The acting spokesperson confirmed that according to NATO’s official information, "On 7 August 2018, a Spanish Eurofighter on NATO Baltic Air Policing duty accidentally fired an air-to-air missile in Estonian airspace. No damage has been reported."

Since 2004, when the Baltic states were admitted to NATO, the alliance has launched the Baltic Air Policing Mission and intends to continue patrol flights in that region, the acting spokesperson said.

The missile could have reached Russia

According to the Estonian Defense Forces, the incident with the accidental launch of an AMRAAM-type air-to-air missile occurred at 3:44 p.m. Moscow time on August 7 in a practice area over the community of Pangodi.

As the Estonian Defense Forces said, the missile’s self-destruct mode was activated to destroy it while it was still in the air.
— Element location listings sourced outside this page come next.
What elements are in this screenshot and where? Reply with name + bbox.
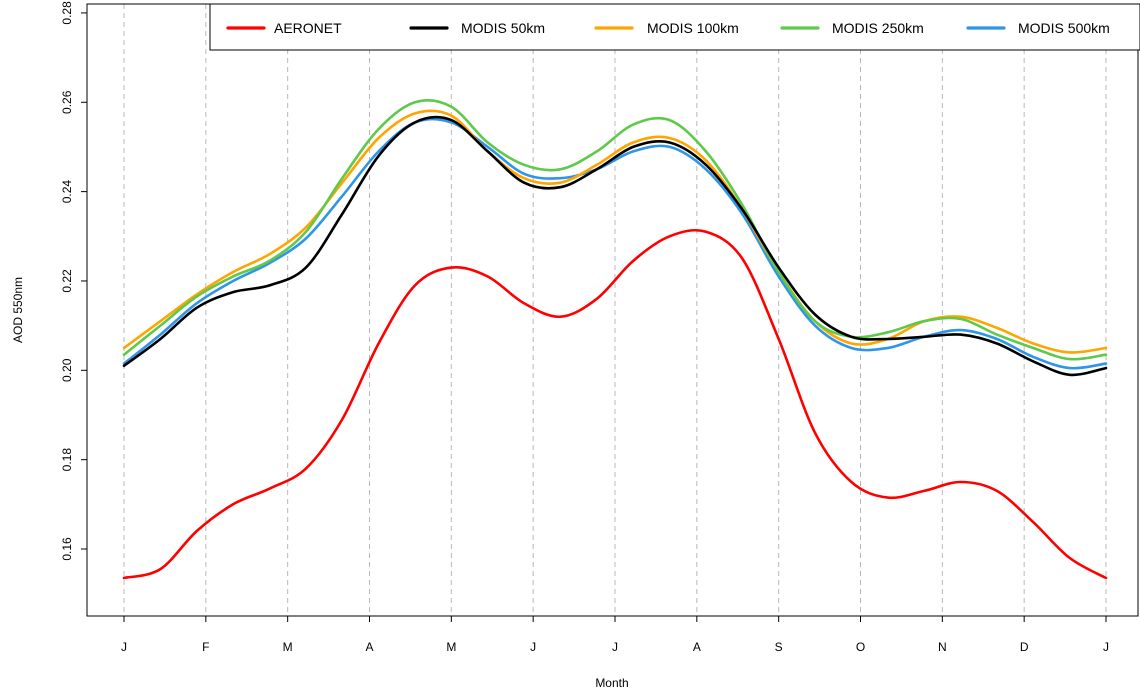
y-tick-label: 0.28 bbox=[60, 1, 74, 25]
x-tick-label: F bbox=[202, 640, 209, 654]
series-line-modis-50km bbox=[122, 115, 1108, 377]
x-axis-title: Month bbox=[595, 676, 628, 690]
plot-frame bbox=[86, 3, 1139, 617]
x-tick-label: A bbox=[693, 640, 701, 654]
y-tick-label: 0.24 bbox=[60, 180, 74, 204]
x-tick-label: J bbox=[1103, 640, 1109, 654]
y-tick-label: 0.16 bbox=[60, 537, 74, 561]
x-tick-label: M bbox=[446, 640, 456, 654]
x-tick-label: N bbox=[938, 640, 947, 654]
y-tick-label: 0.22 bbox=[60, 269, 74, 293]
y-tick-label: 0.20 bbox=[60, 358, 74, 382]
legend: AERONET MODIS 50km MODIS 100km MODIS 250km M… bbox=[209, 3, 1140, 51]
y-axis: 0.16 0.18 0.20 0.22 0.24 0.26 0.28 bbox=[60, 1, 87, 561]
gridlines bbox=[123, 4, 1107, 616]
series-line-modis-500km bbox=[122, 117, 1108, 370]
y-tick-label: 0.18 bbox=[60, 448, 74, 472]
legend-label: MODIS 50km bbox=[461, 20, 545, 36]
y-axis-title: AOD 550nm bbox=[11, 277, 25, 343]
x-tick-label: D bbox=[1020, 640, 1029, 654]
series-line-modis-250km bbox=[122, 99, 1108, 361]
x-tick-label: J bbox=[530, 640, 536, 654]
x-tick-label: J bbox=[612, 640, 618, 654]
y-tick-label: 0.26 bbox=[60, 90, 74, 114]
x-tick-label: A bbox=[365, 640, 373, 654]
legend-label: MODIS 500km bbox=[1018, 20, 1110, 36]
x-tick-label: M bbox=[283, 640, 293, 654]
legend-label: MODIS 100km bbox=[647, 20, 739, 36]
legend-label: MODIS 250km bbox=[832, 20, 924, 36]
legend-label: AERONET bbox=[274, 20, 342, 36]
x-tick-label: S bbox=[775, 640, 783, 654]
x-tick-label: J bbox=[121, 640, 127, 654]
x-tick-label: O bbox=[856, 640, 865, 654]
series-line-aeronet bbox=[122, 228, 1108, 580]
series-lines bbox=[122, 99, 1108, 580]
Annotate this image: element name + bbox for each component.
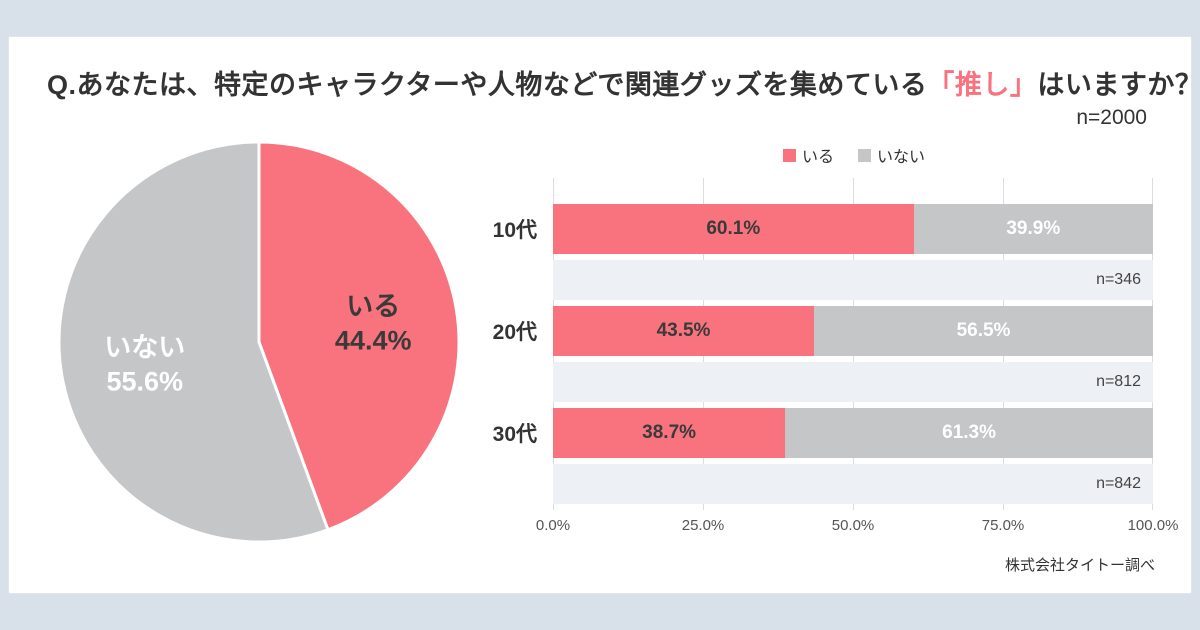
axis-tick-label: 100.0% — [1127, 517, 1179, 534]
pie-slice-yes — [257, 140, 461, 532]
survey-infographic-card: Q.あなたは、特定のキャラクターや人物などで関連グッズを集めている「推し」はいま… — [8, 36, 1200, 594]
bar-track: 60.1% 39.9% — [553, 204, 1153, 254]
legend-item-no: いない — [858, 146, 926, 166]
bar-row: 30代 38.7% 61.3% — [475, 408, 1155, 458]
band-spacer — [475, 464, 553, 504]
legend-swatch-icon — [858, 148, 871, 162]
survey-question-title: Q.あなたは、特定のキャラクターや人物などで関連グッズを集めている「推し」はいま… — [47, 63, 1200, 102]
pie-chart: いる 44.4% いない 55.6% — [45, 130, 475, 548]
sample-size-row: n=346 — [475, 260, 1155, 300]
bar-segment-no: 56.5% — [814, 306, 1153, 356]
legend: いる いない — [553, 146, 1155, 166]
bar-value-label: 61.3% — [942, 422, 997, 443]
bar-segment-yes: 43.5% — [553, 306, 814, 356]
total-sample-size: n=2000 — [1076, 106, 1147, 129]
sample-size-band: n=842 — [553, 464, 1153, 504]
bar-track: 43.5% 56.5% — [553, 306, 1153, 356]
charts-area: いる 44.4% いない 55.6% いる いない 10代 60.1% 39.9% n=346… — [45, 130, 1179, 548]
sample-size-row: n=842 — [475, 464, 1155, 504]
axis-tick-label: 50.0% — [831, 517, 875, 534]
category-label: 30代 — [492, 423, 537, 446]
bar-row: 10代 60.1% 39.9% — [475, 204, 1155, 254]
bar-value-label: 39.9% — [1006, 218, 1061, 239]
category-label: 10代 — [492, 219, 537, 242]
bar-chart: いる いない 10代 60.1% 39.9% n=346 20代 43.5% 56.5% n=8… — [475, 130, 1179, 548]
pie-slice-no — [57, 140, 330, 544]
bar-segment-no: 39.9% — [913, 204, 1153, 254]
band-spacer — [475, 260, 553, 300]
sample-size-band: n=812 — [553, 362, 1153, 402]
bar-track: 38.7% 61.3% — [553, 408, 1153, 458]
title-prefix: Q.あなたは、特定のキャラクターや人物などで関連グッズを集めている — [47, 70, 928, 100]
sample-size-label: n=346 — [1096, 271, 1141, 288]
bar-segment-yes: 60.1% — [553, 204, 914, 254]
pie-label-yes: いる 44.4% — [335, 292, 412, 356]
sample-size-band: n=346 — [553, 260, 1153, 300]
bar-value-label: 60.1% — [706, 218, 761, 239]
title-highlight: 「推し」 — [927, 70, 1038, 100]
pie-label-no: いない 55.6% — [104, 332, 185, 396]
legend-label: いる — [801, 149, 834, 166]
bar-row: 20代 43.5% 56.5% — [475, 306, 1155, 356]
pie-chart-svg: いる 44.4% いない 55.6% — [57, 140, 461, 544]
category-label: 20代 — [492, 321, 537, 344]
legend-label: いない — [877, 149, 926, 166]
bar-segment-no: 61.3% — [785, 408, 1153, 458]
bar-value-label: 43.5% — [656, 320, 711, 341]
bar-chart-body: 10代 60.1% 39.9% n=346 20代 43.5% 56.5% n=812 30代 3… — [475, 178, 1179, 538]
legend-swatch-icon — [782, 148, 796, 162]
axis-tick-label: 25.0% — [681, 517, 725, 534]
bar-value-label: 38.7% — [642, 422, 697, 443]
axis-tick-label: 75.0% — [981, 517, 1025, 534]
sample-size-label: n=842 — [1096, 475, 1141, 492]
title-suffix: はいますか？ — [1037, 70, 1200, 100]
sample-size-row: n=812 — [475, 362, 1155, 402]
x-axis: 0.0% 25.0% 50.0% 75.0% 100.0% — [536, 510, 1179, 538]
band-spacer — [475, 362, 553, 402]
legend-item-yes: いる — [782, 146, 834, 166]
bar-segment-yes: 38.7% — [553, 408, 786, 458]
sample-size-label: n=812 — [1096, 373, 1141, 390]
bar-rows: 10代 60.1% 39.9% n=346 20代 43.5% 56.5% n=812 30代 3… — [475, 178, 1155, 504]
bar-value-label: 56.5% — [956, 320, 1011, 341]
axis-tick-label: 0.0% — [535, 517, 571, 534]
source-attribution: 株式会社タイトー調べ — [1004, 557, 1155, 574]
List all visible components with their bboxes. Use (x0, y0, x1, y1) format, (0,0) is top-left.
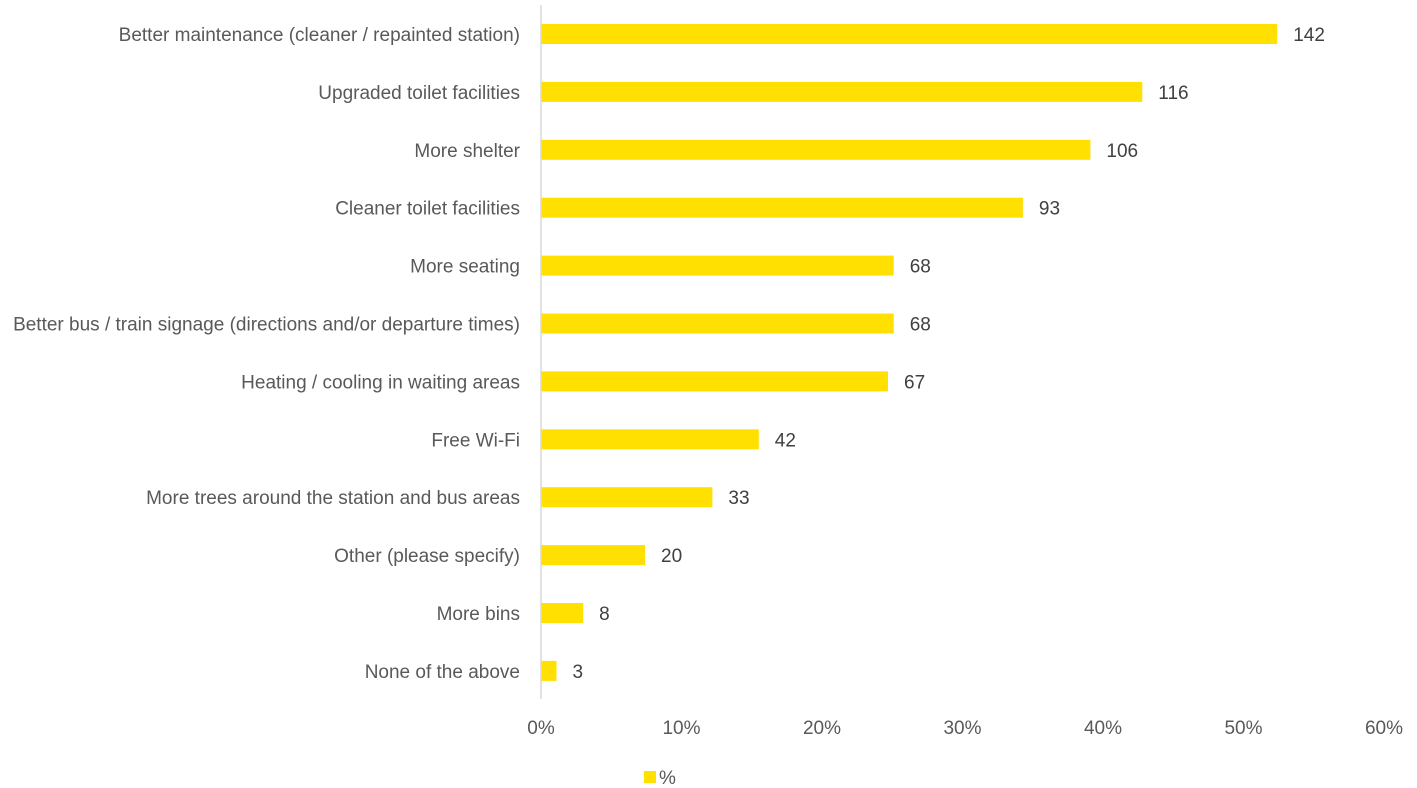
x-tick-label: 60% (1365, 718, 1403, 739)
category-label: Other (please specify) (334, 546, 520, 567)
data-label: 8 (599, 604, 610, 625)
bar (541, 139, 1091, 160)
data-label: 68 (910, 315, 931, 336)
legend: % (644, 768, 676, 788)
data-label: 116 (1158, 83, 1188, 104)
category-label: Free Wi-Fi (431, 430, 520, 451)
category-label: More bins (437, 604, 520, 625)
bar (541, 81, 1143, 102)
data-label: 33 (728, 488, 749, 509)
category-label: More shelter (414, 141, 520, 162)
data-label: 3 (573, 662, 584, 683)
legend-label: % (659, 768, 676, 788)
x-tick-label: 10% (662, 718, 700, 739)
bar (541, 24, 1278, 44)
data-label: 68 (910, 257, 931, 278)
bar (541, 545, 645, 566)
data-label: 20 (661, 546, 682, 567)
bar (541, 660, 557, 681)
x-tick-label: 50% (1224, 718, 1262, 739)
bar (541, 429, 759, 450)
x-tick-label: 20% (803, 718, 841, 739)
bar (541, 603, 584, 623)
data-label: 106 (1106, 141, 1138, 162)
category-label: Upgraded toilet facilities (318, 83, 520, 104)
bar (541, 255, 894, 276)
category-label: More trees around the station and bus ar… (146, 488, 520, 509)
bars-layer (541, 24, 1278, 681)
category-label: More seating (410, 257, 520, 278)
bar (541, 313, 894, 334)
category-label: None of the above (365, 662, 520, 683)
data-labels: 142 116 106 93 68 68 67 42 33 20 8 3 (573, 25, 1325, 683)
category-label: Better maintenance (cleaner / repainted … (119, 25, 520, 46)
category-label: Heating / cooling in waiting areas (241, 372, 520, 393)
category-label: Better bus / train signage (directions a… (13, 315, 520, 336)
legend-swatch (644, 771, 656, 783)
category-labels: Better maintenance (cleaner / repainted … (13, 25, 521, 683)
bar (541, 371, 888, 392)
x-tick-label: 30% (943, 718, 981, 739)
data-label: 93 (1039, 199, 1060, 220)
category-label: Cleaner toilet facilities (335, 199, 520, 220)
x-axis-ticks: 0% 10% 20% 30% 40% 50% 60% (527, 718, 1403, 739)
x-tick-label: 40% (1084, 718, 1122, 739)
bar (541, 197, 1023, 218)
data-label: 142 (1293, 25, 1325, 46)
x-tick-label: 0% (527, 718, 555, 739)
data-label: 67 (904, 372, 925, 393)
data-label: 42 (775, 430, 796, 451)
bar (541, 487, 713, 508)
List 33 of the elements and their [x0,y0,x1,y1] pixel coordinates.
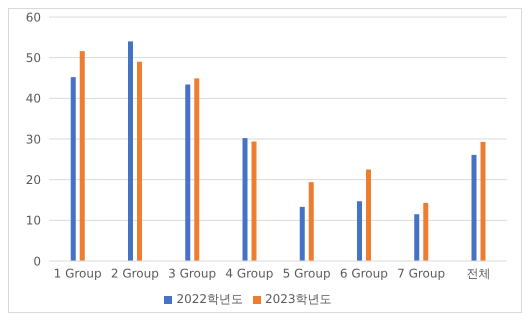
bar [414,214,420,261]
y-tick-label: 30 [26,132,41,146]
bar [185,84,190,261]
y-tick-label: 50 [26,50,41,65]
bar [357,201,362,261]
x-tick-label: 7 Group [397,266,446,281]
legend-label: 2023학년도 [265,292,332,306]
bar [423,202,428,261]
bar [194,78,200,261]
bar [242,138,248,261]
bar [137,62,142,261]
bar [80,51,85,261]
x-tick-label: 3 Group [168,266,216,281]
y-tick-label: 0 [33,254,41,268]
legend-label: 2022학년도 [176,292,243,306]
y-tick-label: 40 [26,92,41,106]
bar [70,77,76,261]
bar [308,182,314,261]
x-tick-label: 2 Group [110,266,159,281]
bar [480,142,486,261]
bar [128,41,134,261]
x-tick-label: 5 Group [282,266,331,281]
bar [366,170,372,261]
bar [472,154,477,261]
x-tick-label: 1 Group [54,266,102,281]
x-tick-label: 6 Group [340,266,388,281]
y-tick-label: 20 [26,172,41,187]
y-tick-label: 60 [26,10,41,24]
bar [300,206,305,261]
y-tick-label: 10 [26,214,41,228]
x-tick-label: 전체 [466,266,490,281]
bar [252,141,257,261]
x-tick-label: 4 Group [225,266,274,281]
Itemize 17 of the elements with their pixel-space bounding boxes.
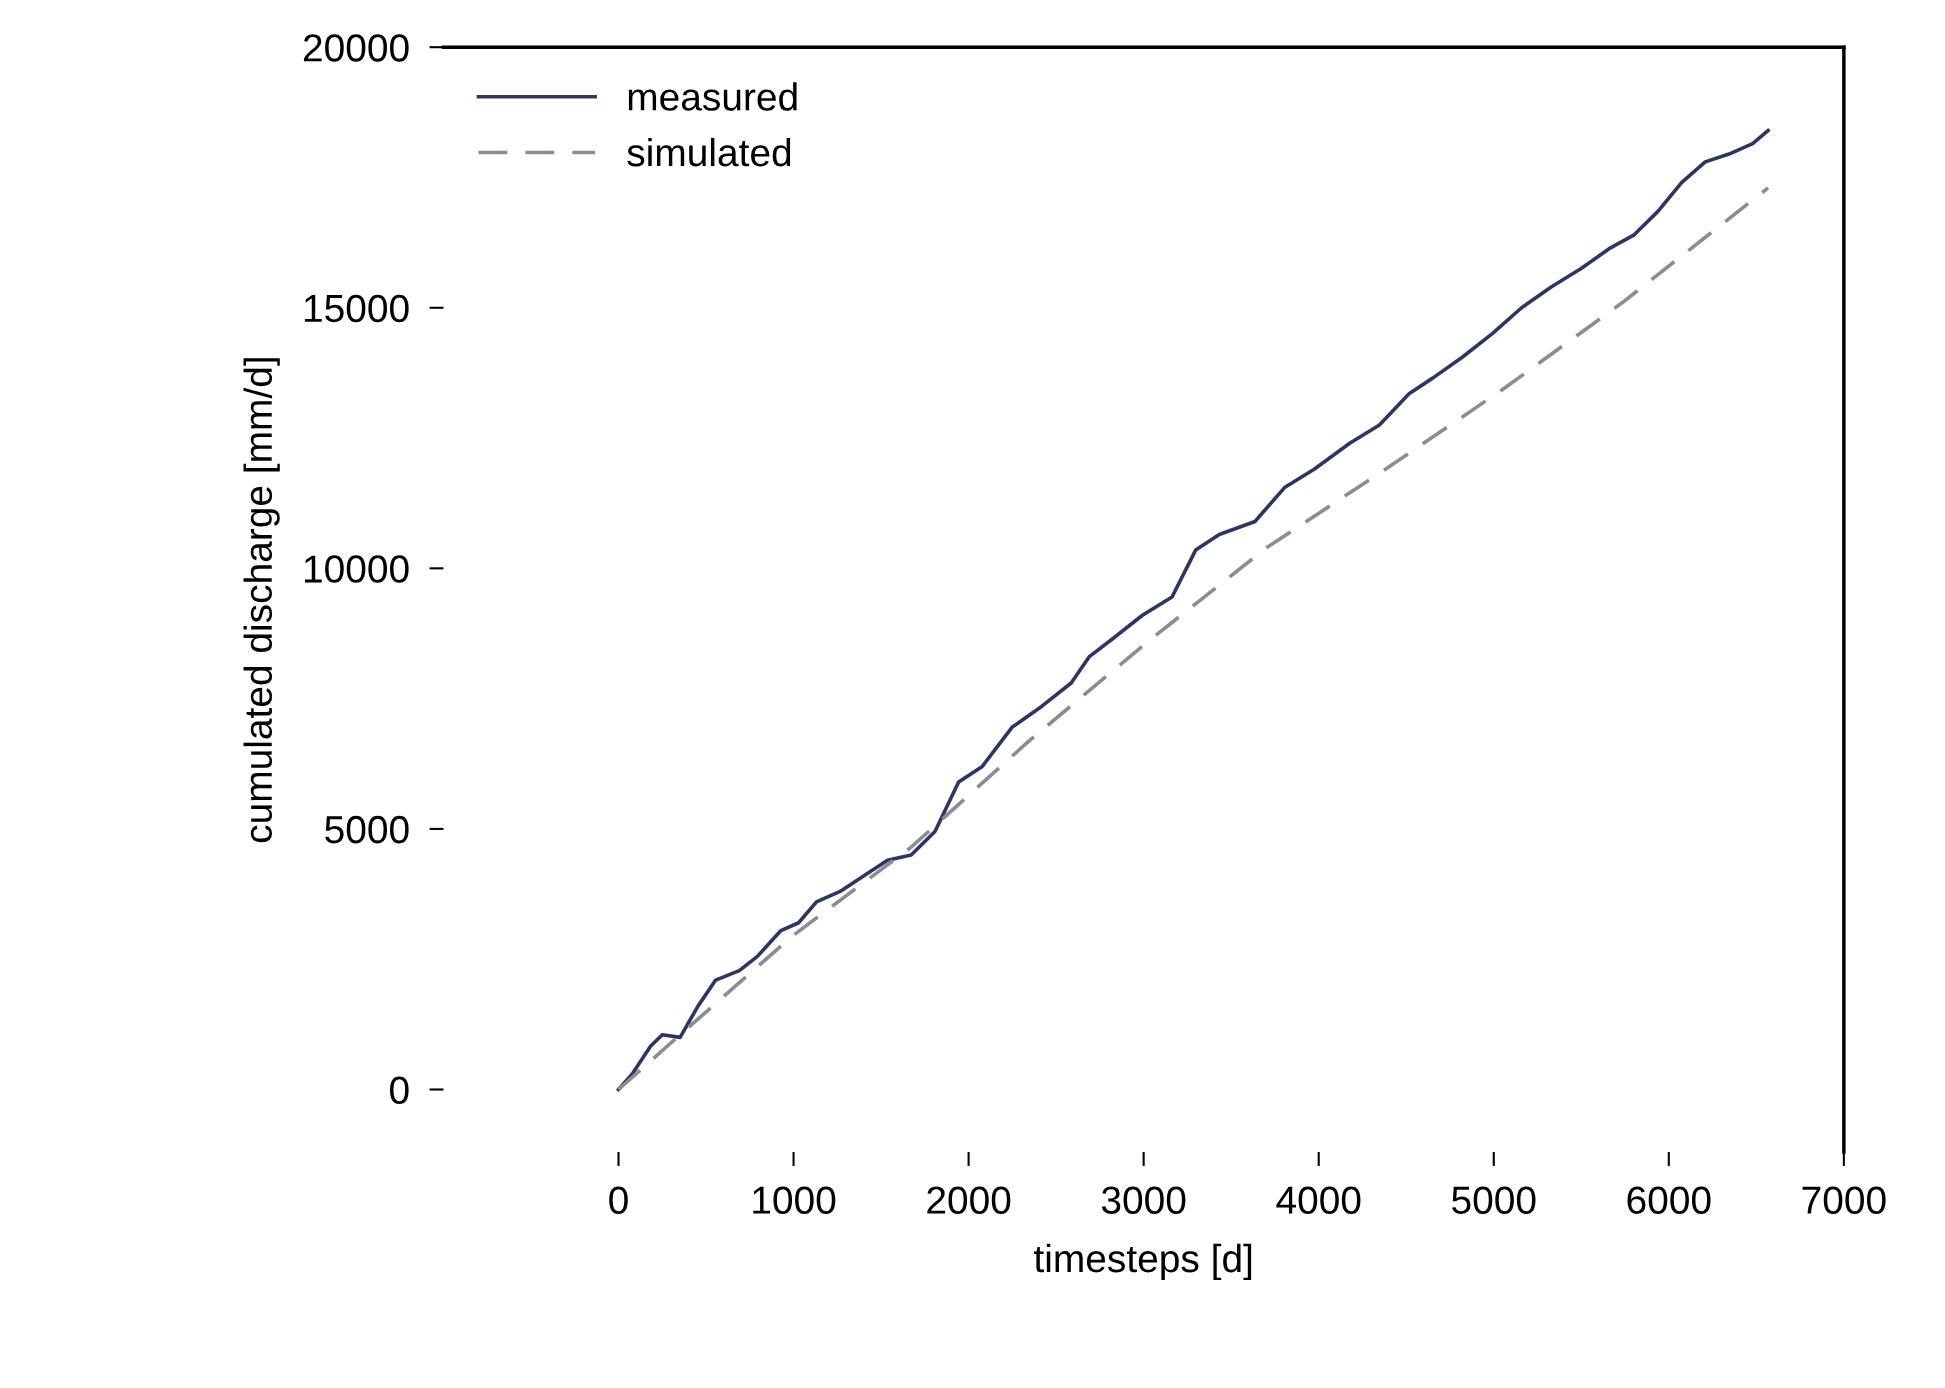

However, despite this, the missile could have still fallen on the ground 40 km north of Tartu.

According to Estonian Air Force Commander Riivo Valge, the missile’s flight radius is 100 km. Upon its deviation towards the eastern border, the missile could have theoretically fallen "on the other side of Lake Chudskoye on the territory of the Russian Federation," he said.

The Latvian national armed forces stated on Wednesday they had no grounds to believe that the missile could have fallen on the territory of Latvia.

The missile is 3.7 meters long and has a diameter of 18 cm. It is armed with a warhead.

The incident is being probed by the Estonian Air Force, the Spanish Air Force and NATO experts. Three light Robinson helicopters of the Estonian Air Force are combing the area to find the missile and an An-2 plane is ready to join the operation. Estonian Prime Minister Juri Ratas has warned the country’s population against attempts to find the missile independently.